Quando um escândalo vem, ele nunca aparece em dose única. Quase que a conta-gotas os detalhes vêm sendo revelados e o acusado vai assim sangrando publicamente até que tome vergonha na cara e peça para sair. Este é o momento do senador Demóstenes Torres (DEM-GO), tido por todos nós da imprensa como do ‘grupo dos éticos’ no Senado Federal e que agora vê sua trajetória política afundar com o que surge das investigações da Operação Monte Carlo.
Além da relação inadequada com o bicheiro (para dizer o mínimo), Torres pecou ao negar quando do surgimento do escândalo as suas relações com Cachoeira. Sua reputação foi por água abaixo (trocadilho intencional) ao acreditar que a denúncia se reduziria às centenas de telefonemas que manteve com o bicheiro. Esquecia que o conteúdo poderia aparecer.
Presidente do Senado, José Sarney (PMDB-AP), conversa com Torres em intervalo da sessão. Senador goiano já não é mais tão atuante...
Foto: Pedro França / Ag. Senado
O trecho reproduzido na edição de O Globo desta sexta-feira é escandoloso. O material foi reproduzido em Zero Hora deste sábado. A revista Epoca reproduz uma escuta telefônica da Polícia Federal em que o ex-líder do Democratas pede que Cachoeira favoreça uma agência de publicidade de um amigo em contratos no Mato Grosso para a Copa. “Se for do interesse seu...acho que consigo”, teria respondido o bicheiro.
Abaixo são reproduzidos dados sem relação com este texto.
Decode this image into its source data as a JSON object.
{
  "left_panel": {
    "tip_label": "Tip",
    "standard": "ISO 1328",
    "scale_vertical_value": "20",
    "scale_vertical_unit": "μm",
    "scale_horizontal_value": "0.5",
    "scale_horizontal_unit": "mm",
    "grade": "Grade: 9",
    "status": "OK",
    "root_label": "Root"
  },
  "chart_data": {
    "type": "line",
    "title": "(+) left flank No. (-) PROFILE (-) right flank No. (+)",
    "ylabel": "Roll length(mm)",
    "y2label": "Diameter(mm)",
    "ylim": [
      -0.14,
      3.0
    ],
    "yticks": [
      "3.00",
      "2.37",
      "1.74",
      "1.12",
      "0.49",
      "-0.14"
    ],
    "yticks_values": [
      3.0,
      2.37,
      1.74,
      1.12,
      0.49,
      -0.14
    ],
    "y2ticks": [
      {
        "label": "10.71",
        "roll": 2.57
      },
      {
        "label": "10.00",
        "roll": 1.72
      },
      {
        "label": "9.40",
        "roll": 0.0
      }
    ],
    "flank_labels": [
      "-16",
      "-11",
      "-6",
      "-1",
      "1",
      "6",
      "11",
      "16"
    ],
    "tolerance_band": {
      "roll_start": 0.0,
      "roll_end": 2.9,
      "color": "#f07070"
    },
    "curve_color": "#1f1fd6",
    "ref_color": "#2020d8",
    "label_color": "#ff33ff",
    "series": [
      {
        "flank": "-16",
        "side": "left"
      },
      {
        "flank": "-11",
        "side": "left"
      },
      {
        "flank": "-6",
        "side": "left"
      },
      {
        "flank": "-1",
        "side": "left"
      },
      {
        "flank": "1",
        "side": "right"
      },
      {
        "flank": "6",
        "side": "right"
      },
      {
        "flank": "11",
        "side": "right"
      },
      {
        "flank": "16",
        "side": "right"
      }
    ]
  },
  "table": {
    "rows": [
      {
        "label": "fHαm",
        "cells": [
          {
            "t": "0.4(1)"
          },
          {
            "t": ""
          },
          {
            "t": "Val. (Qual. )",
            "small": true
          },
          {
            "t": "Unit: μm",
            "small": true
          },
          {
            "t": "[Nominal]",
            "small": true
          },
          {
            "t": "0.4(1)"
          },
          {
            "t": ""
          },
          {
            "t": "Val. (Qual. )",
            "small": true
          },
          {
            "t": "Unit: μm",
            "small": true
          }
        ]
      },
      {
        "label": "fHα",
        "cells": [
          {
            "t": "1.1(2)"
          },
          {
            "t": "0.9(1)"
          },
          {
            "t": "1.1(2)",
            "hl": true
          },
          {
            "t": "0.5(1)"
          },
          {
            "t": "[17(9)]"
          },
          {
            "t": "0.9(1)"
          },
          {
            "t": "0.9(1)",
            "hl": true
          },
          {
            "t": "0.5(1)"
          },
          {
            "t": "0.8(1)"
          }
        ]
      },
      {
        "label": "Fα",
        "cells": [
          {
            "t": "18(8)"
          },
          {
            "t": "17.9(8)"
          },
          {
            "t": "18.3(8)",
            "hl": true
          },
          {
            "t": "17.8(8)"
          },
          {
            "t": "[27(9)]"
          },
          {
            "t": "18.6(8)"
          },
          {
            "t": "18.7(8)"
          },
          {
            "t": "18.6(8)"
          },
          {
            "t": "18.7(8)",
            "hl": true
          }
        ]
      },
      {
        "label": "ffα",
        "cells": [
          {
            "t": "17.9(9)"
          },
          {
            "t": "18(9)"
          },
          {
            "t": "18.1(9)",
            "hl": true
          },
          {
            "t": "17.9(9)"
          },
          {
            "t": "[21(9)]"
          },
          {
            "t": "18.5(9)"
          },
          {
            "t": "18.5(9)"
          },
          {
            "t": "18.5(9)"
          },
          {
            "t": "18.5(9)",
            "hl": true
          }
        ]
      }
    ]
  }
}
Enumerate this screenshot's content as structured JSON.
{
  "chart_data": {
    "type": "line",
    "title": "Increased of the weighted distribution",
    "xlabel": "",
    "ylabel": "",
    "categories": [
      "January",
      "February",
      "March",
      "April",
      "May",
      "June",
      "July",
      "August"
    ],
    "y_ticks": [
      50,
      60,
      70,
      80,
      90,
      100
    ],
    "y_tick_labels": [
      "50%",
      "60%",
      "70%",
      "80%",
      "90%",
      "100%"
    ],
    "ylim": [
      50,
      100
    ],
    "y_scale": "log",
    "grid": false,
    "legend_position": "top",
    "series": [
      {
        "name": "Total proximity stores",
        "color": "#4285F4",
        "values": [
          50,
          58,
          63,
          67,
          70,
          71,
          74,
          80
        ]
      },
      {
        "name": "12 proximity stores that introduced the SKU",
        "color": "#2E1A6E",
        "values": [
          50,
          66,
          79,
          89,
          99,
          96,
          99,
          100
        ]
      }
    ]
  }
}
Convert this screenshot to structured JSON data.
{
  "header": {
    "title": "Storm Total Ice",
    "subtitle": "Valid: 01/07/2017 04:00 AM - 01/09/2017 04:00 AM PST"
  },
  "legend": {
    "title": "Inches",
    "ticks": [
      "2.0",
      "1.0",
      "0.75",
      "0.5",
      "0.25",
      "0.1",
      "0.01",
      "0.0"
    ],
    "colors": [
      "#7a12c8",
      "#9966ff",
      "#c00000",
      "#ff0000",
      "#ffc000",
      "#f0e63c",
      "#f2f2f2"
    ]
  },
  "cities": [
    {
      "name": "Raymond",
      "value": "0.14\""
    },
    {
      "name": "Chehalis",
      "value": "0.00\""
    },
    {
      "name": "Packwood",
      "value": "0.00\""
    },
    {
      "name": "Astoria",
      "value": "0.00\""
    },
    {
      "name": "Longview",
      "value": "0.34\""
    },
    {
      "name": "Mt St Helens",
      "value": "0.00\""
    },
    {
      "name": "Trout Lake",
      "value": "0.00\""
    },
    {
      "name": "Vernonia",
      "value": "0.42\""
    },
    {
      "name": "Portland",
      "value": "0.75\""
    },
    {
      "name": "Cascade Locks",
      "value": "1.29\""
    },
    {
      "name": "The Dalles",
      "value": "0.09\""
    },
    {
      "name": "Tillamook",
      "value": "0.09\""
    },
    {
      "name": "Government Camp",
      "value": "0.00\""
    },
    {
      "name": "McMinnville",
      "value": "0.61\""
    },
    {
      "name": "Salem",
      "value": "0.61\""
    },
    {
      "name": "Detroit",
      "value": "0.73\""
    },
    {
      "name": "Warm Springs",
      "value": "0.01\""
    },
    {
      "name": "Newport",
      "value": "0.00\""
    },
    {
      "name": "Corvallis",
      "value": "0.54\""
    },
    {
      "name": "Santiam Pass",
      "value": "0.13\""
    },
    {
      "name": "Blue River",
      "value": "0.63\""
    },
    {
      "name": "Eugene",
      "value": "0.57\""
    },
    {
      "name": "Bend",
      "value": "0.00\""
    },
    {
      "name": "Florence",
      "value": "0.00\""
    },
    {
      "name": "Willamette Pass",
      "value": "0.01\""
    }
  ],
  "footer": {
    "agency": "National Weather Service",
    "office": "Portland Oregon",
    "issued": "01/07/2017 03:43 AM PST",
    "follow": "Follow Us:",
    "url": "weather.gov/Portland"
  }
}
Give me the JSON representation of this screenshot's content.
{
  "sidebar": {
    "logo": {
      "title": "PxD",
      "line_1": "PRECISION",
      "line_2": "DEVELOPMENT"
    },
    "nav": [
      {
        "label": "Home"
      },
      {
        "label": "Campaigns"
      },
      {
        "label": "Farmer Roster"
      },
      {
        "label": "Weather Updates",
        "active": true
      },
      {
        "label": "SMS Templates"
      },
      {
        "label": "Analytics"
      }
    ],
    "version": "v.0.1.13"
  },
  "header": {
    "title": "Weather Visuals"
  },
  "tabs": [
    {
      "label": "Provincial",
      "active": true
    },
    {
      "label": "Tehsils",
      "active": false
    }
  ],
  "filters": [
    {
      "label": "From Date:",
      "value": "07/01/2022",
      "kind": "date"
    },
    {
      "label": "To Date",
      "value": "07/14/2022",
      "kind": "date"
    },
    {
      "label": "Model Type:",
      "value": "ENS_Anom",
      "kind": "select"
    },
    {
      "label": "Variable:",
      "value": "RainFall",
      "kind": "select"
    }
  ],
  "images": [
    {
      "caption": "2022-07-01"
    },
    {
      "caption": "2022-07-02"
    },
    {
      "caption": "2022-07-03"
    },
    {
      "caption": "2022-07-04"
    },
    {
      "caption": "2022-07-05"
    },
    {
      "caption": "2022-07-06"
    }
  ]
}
As novidades no fim-de-semana não pararam por aí. A revista Carta Capital vai adiante e aproxima o novo escândalo do governador de Goiás, Marconi Perillo (PSDB). A edição desta semana traz diálogos em que o bicheiro Carlinhos Cachoeira demonstra influência no governo goiano. A publicação atribui uma reforma que está em andamento no secretariado tucano a uma tentativa de apagar rastros de proximidade entre a gestão atual e o contraventor. Perillo nega qualquer vínculo. O atual secretário de Infraestrutura de Goiás é o suplente de Torres no Senado Federal e assumirá o mandato com a aguardada renúncia de Demóstenes. O inusitado: Wilder Morais é ex-marido da atual mulher de Carlinhos Cachoeira.
A revista Isto É afirma que Carlinhos Cachoeira se prepara para levar muito mais gente caso o seu esquema seja devastado na enxurrada provocada pelo Operação Monte Carlo. O pânico de uma parte da classe política responde pelo nome de CAIXA DOIS, nacionalmente conhecido na época do mensalão. E tudo estaria comprovado em farto material de áudio e vídeo. Prática comum entre cafajestes que se valem de fracos e corruptos que chegam a cargos públicos.
Este novela não acabou. Nem mesmo se encerrará com a renúncia de Demóstenes. Pode demorar, mas pode estar chegando perto o dia em que veremos que quem se vale do poder para benefício próprio pode parar na cadeia. Um exemplo é o processo do Mensalão, a ser julgado neste ano pelo Supremo Tribunal Federal. Corrupto só tem um partido, o do seu bolso e o bolso dos seus amigos.
A queda da máscara de um político é importante para a consolidação da democracia. Mas é nosso dever brigar para que todas as máscaras caiam, independente da filiação partidária de quem as veste.